Riforma delle tasse per i colossi web. La Commissione Ue presenterà «a fine marzo» una riforma delle tasse per le società, in particolare i giganti della Rete (tra cui Google, Amazon, Facebook, Apple ) «in modo che paghino le tasse dove creano valore». II commissario per gli affari economici, Pierre Moscovici intende presentare «una riforma ambiziosa del sistema fiscale in modo che i giganti del web con oltre 750 milioni di fatturato possano pagare tasse». «Saranno proposte che faranno da elettroshock» ha spiegato Moscovici. Il ministro dell’Economia francese, Bruno Le Maire, crede si debbano superare alcune resistenze europee sulla tassazione dei big digitali: <Possiamo e dobbiamo arrivarci. Pensi a un ristorante di Roma che fa profitti e paga le tasse. Tutti i suoi clienti hanno sul loro smartphone i dati commercializzati da Google o Facebook, che però non vengono tassate in modo analogo. È ingiusto, non si può continuare così. La Commissione Ue sta lavorando: aspettiamo con ansia la loro ambiziosa proposta, poi lavoreremo per trovare un accordo di tutti gli Stati membri e imporre una tassazione giusta ai giganti del digitale. Per me va introdotta prima di fine 2019. Voglio lavorare a fianco dell’Italia per vincere questa sfida>.
Politica estera
Erdogan in Italia. <Il razzismo è come il terrorismo>. Non era ancora partito per l’Italia il presidente turco Recep Tayyip Erdogan e già le sue dichiarazioni scatenavano la polemica: «L’attacco a Macerata è un attacco razzista, non diverso da episodi di attacchi a moschee, luoghi legati alla religione islamica. Non c’è differenza tra gli attacchi di un’organizzazione terroristica e attacchi razzisti di questo genere». II presidente turco oggi incontra a Roma il Papa, Mattarella e Gentiloni. Il Vaticano non nasconde i timori per i cristiani in Turchia. C’è sintonia su Gerusalemme, ma su curdi e minoranze la Santa Sede vuole garanzie da Ankara. Sullo sfondo della visita di 24 ore ci sono i mille fronti aperti che contrappongono l’opinione pubblica occidentale a Erdogan, in particolare dopo il giro di vite imposto all’indomani del tentativo di golpe del 2016.

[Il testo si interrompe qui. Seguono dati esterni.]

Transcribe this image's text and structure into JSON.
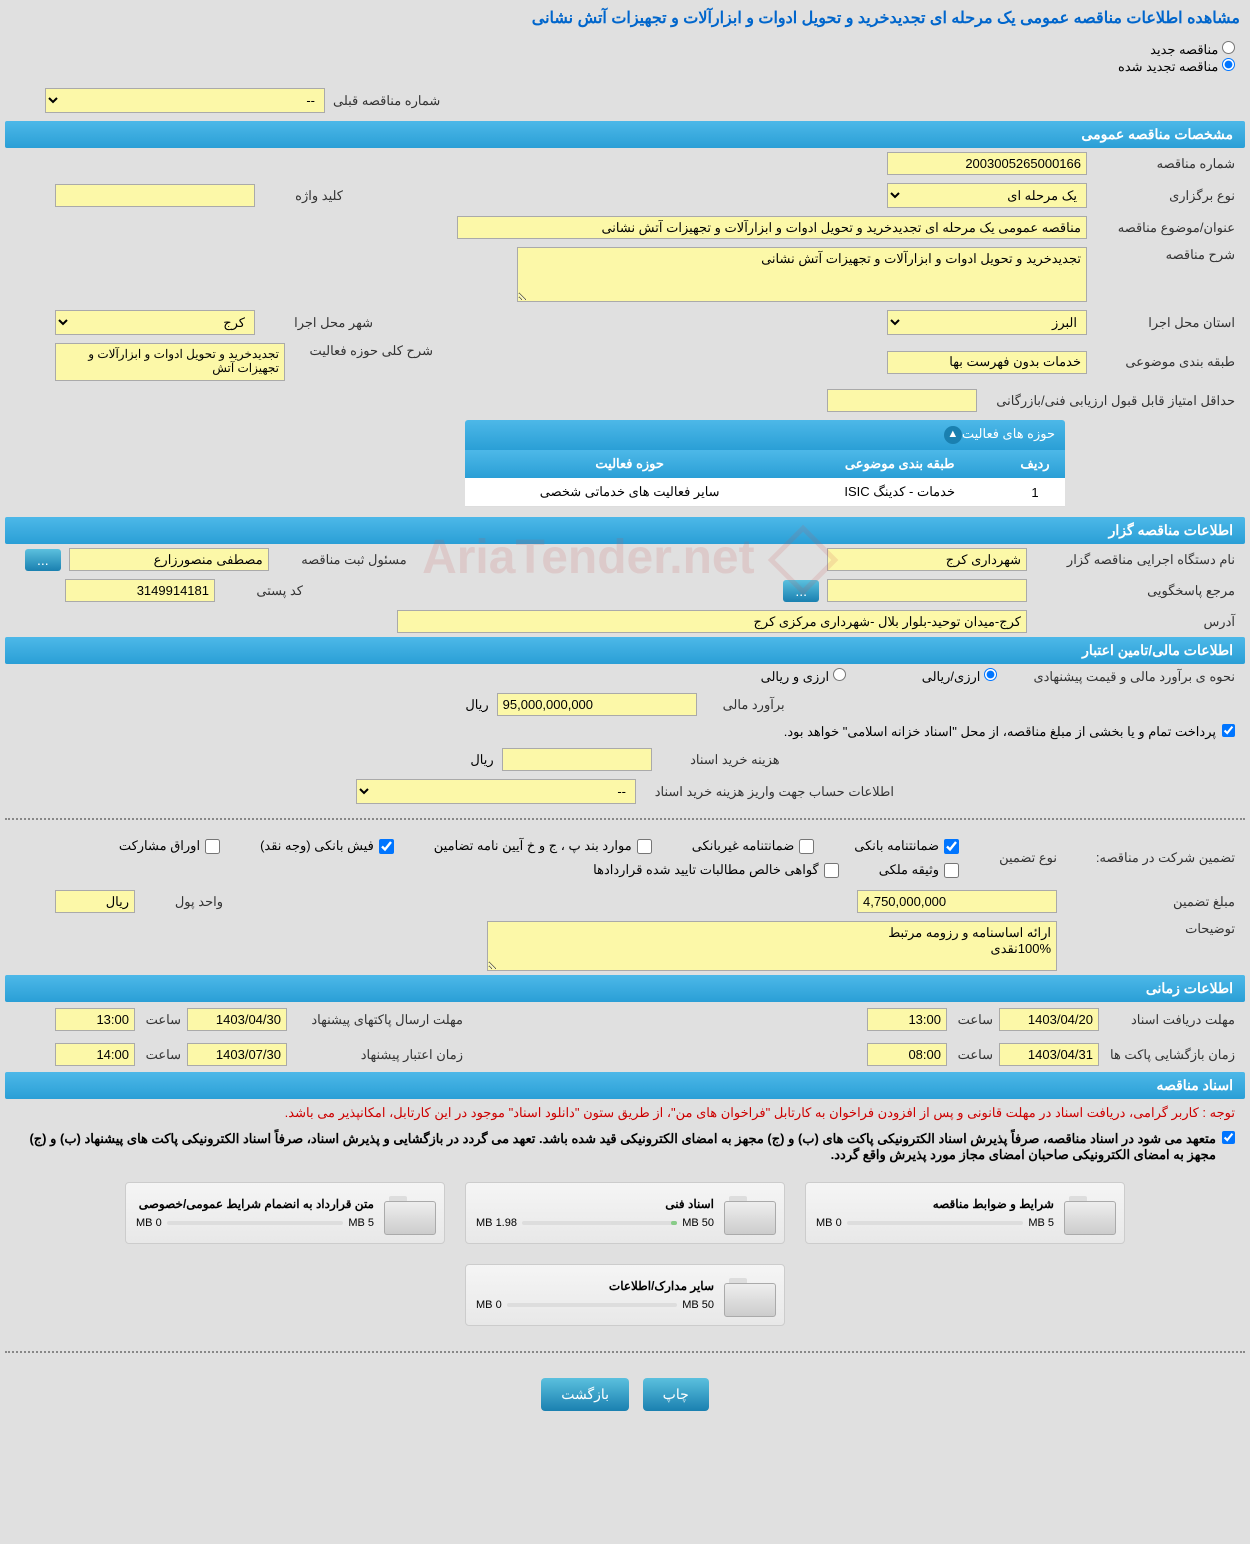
{
  "page_title": "مشاهده اطلاعات مناقصه عمومی یک مرحله ای تجدیدخرید و تحویل ادوات و ابزارآلات و تجهیزات آتش نشانی",
  "tender_type": {
    "new_label": "مناقصه جدید",
    "renewed_label": "مناقصه تجدید شده",
    "selected": "renewed"
  },
  "prev_tender": {
    "label": "شماره مناقصه قبلی",
    "value": "--"
  },
  "sections": {
    "general": "مشخصات مناقصه عمومی",
    "organizer": "اطلاعات مناقصه گزار",
    "financial": "اطلاعات مالی/تامین اعتبار",
    "timing": "اطلاعات زمانی",
    "documents": "اسناد مناقصه"
  },
  "general": {
    "tender_no_label": "شماره مناقصه",
    "tender_no": "2003005265000166",
    "hold_type_label": "نوع برگزاری",
    "hold_type": "یک مرحله ای",
    "keyword_label": "کلید واژه",
    "keyword": "",
    "subject_label": "عنوان/موضوع مناقصه",
    "subject": "مناقصه عمومی یک مرحله ای تجدیدخرید و تحویل ادوات و ابزارآلات و تجهیزات آتش نشانی",
    "desc_label": "شرح مناقصه",
    "desc": "تجدیدخرید و تحویل ادوات و ابزارآلات و تجهیزات آتش نشانی",
    "province_label": "استان محل اجرا",
    "province": "البرز",
    "city_label": "شهر محل اجرا",
    "city": "کرج",
    "subject_class_label": "طبقه بندی موضوعی",
    "subject_class": "خدمات بدون فهرست بها",
    "activity_scope_label": "شرح کلی حوزه فعالیت",
    "activity_scope": "تجدیدخرید و تحویل ادوات و ابزارآلات و تجهیزات آتش",
    "min_score_label": "حداقل امتیاز قابل قبول ارزیابی فنی/بازرگانی",
    "min_score": ""
  },
  "activity_table": {
    "header": "حوزه های فعالیت",
    "col_row": "ردیف",
    "col_class": "طبقه بندی موضوعی",
    "col_scope": "حوزه فعالیت",
    "rows": [
      {
        "idx": "1",
        "class": "خدمات - کدینگ ISIC",
        "scope": "سایر فعالیت های خدماتی شخصی"
      }
    ]
  },
  "organizer": {
    "exec_label": "نام دستگاه اجرایی مناقصه گزار",
    "exec": "شهرداری کرج",
    "reg_resp_label": "مسئول ثبت مناقصه",
    "reg_resp": "مصطفی منصورزارع",
    "reference_label": "مرجع پاسخگویی",
    "reference": "",
    "postal_label": "کد پستی",
    "postal": "3149914181",
    "address_label": "آدرس",
    "address": "کرج-میدان توحید-بلوار بلال -شهرداری مرکزی کرج"
  },
  "financial": {
    "estimate_method_label": "نحوه ی برآورد مالی و قیمت پیشنهادی",
    "opt_rial": "ارزی/ریالی",
    "opt_fx": "ارزی و ریالی",
    "estimate_label": "برآورد مالی",
    "estimate": "95,000,000,000",
    "unit": "ریال",
    "treasury_note": "پرداخت تمام و یا بخشی از مبلغ مناقصه، از محل \"اسناد خزانه اسلامی\" خواهد بود.",
    "doc_cost_label": "هزینه خرید اسناد",
    "doc_cost": "",
    "account_info_label": "اطلاعات حساب جهت واریز هزینه خرید اسناد",
    "account_info": "--",
    "guarantee_label": "تضمین شرکت در مناقصه:",
    "guarantee_type_label": "نوع تضمین",
    "checks": {
      "bank_guarantee": "ضمانتنامه بانکی",
      "non_bank_guarantee": "ضمانتنامه غیربانکی",
      "bylaw_items": "موارد بند پ ، ج و خ آیین نامه تضامین",
      "bank_receipt": "فیش بانکی (وجه نقد)",
      "participation_paper": "اوراق مشارکت",
      "property_deed": "وثیقه ملکی",
      "net_claims": "گواهی خالص مطالبات تایید شده قراردادها"
    },
    "guarantee_amount_label": "مبلغ تضمین",
    "guarantee_amount": "4,750,000,000",
    "money_unit_label": "واحد پول",
    "money_unit": "ریال",
    "notes_label": "توضیحات",
    "notes": "ارائه اساسنامه و رزومه مرتبط\n100%نقدی"
  },
  "timing": {
    "doc_deadline_label": "مهلت دریافت اسناد",
    "doc_deadline_date": "1403/04/20",
    "doc_deadline_time_label": "ساعت",
    "doc_deadline_time": "13:00",
    "proposal_deadline_label": "مهلت ارسال پاکتهای پیشنهاد",
    "proposal_deadline_date": "1403/04/30",
    "proposal_deadline_time": "13:00",
    "opening_label": "زمان بازگشایی پاکت ها",
    "opening_date": "1403/04/31",
    "opening_time": "08:00",
    "validity_label": "زمان اعتبار پیشنهاد",
    "validity_date": "1403/07/30",
    "validity_time": "14:00"
  },
  "documents": {
    "red_note": "توجه : کاربر گرامی، دریافت اسناد در مهلت قانونی و پس از افزودن فراخوان به کارتابل \"فراخوان های من\"، از طریق ستون \"دانلود اسناد\" موجود در این کارتابل، امکانپذیر می باشد.",
    "black_note": "متعهد می شود در اسناد مناقصه، صرفاً پذیرش اسناد الکترونیکی پاکت های (ب) و (ج) مجهز به امضای الکترونیکی قید شده باشد. تعهد می گردد در بازگشایی و پذیرش اسناد، صرفاً اسناد الکترونیکی پاکت های پیشنهاد (ب) و (ج) مجهز به امضای الکترونیکی صاحبان امضای مجاز مورد پذیرش واقع گردد.",
    "boxes": [
      {
        "title": "شرایط و ضوابط مناقصه",
        "used": "0 MB",
        "cap": "5 MB",
        "fill_pct": 0
      },
      {
        "title": "اسناد فنی",
        "used": "1.98 MB",
        "cap": "50 MB",
        "fill_pct": 4
      },
      {
        "title": "متن قرارداد به انضمام شرایط عمومی/خصوصی",
        "used": "0 MB",
        "cap": "5 MB",
        "fill_pct": 0
      },
      {
        "title": "سایر مدارک/اطلاعات",
        "used": "0 MB",
        "cap": "50 MB",
        "fill_pct": 0
      }
    ]
  },
  "buttons": {
    "print": "چاپ",
    "back": "بازگشت"
  },
  "watermark": "AriaTender.net"
}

Proteste ad Atene. «La Macedonia è Grecia» gridano a migliaia in piazza Syntagma. Da Salonicco all’estremo Sud di Creta, sono arrivati ad Atene con autobus e navi per dire no a qualsiasi compromesso. La Grecia che cerca rifugio all’ombra di Alessandro Magno si ritrova davanti al Parlamento e chiede al governo di Alexis Tsipras di non cedere a Skopje il nome glorioso, «Macedonia». “Giù le mani dalla Macedonia”. Con questo slogan, oltre 100mila persone si sono riunite nel centro di Atene per protestare contro ogni accordo sul nome “Macedonia” con l’ex repubblica jugoslava. I manifestanti, arrivati da tutto il Paese, sventolavano bandiere con la Stella di Verghina, l’emblema dell’antico regno greco di Macedonia. La Grecia considera il nome Macedonia parte del proprio patrimonio storico nazionale, ma il governo Tsipras sta cercando una dicitura di compromesso con Skopje, che risolva la questione aperta da 27 anni.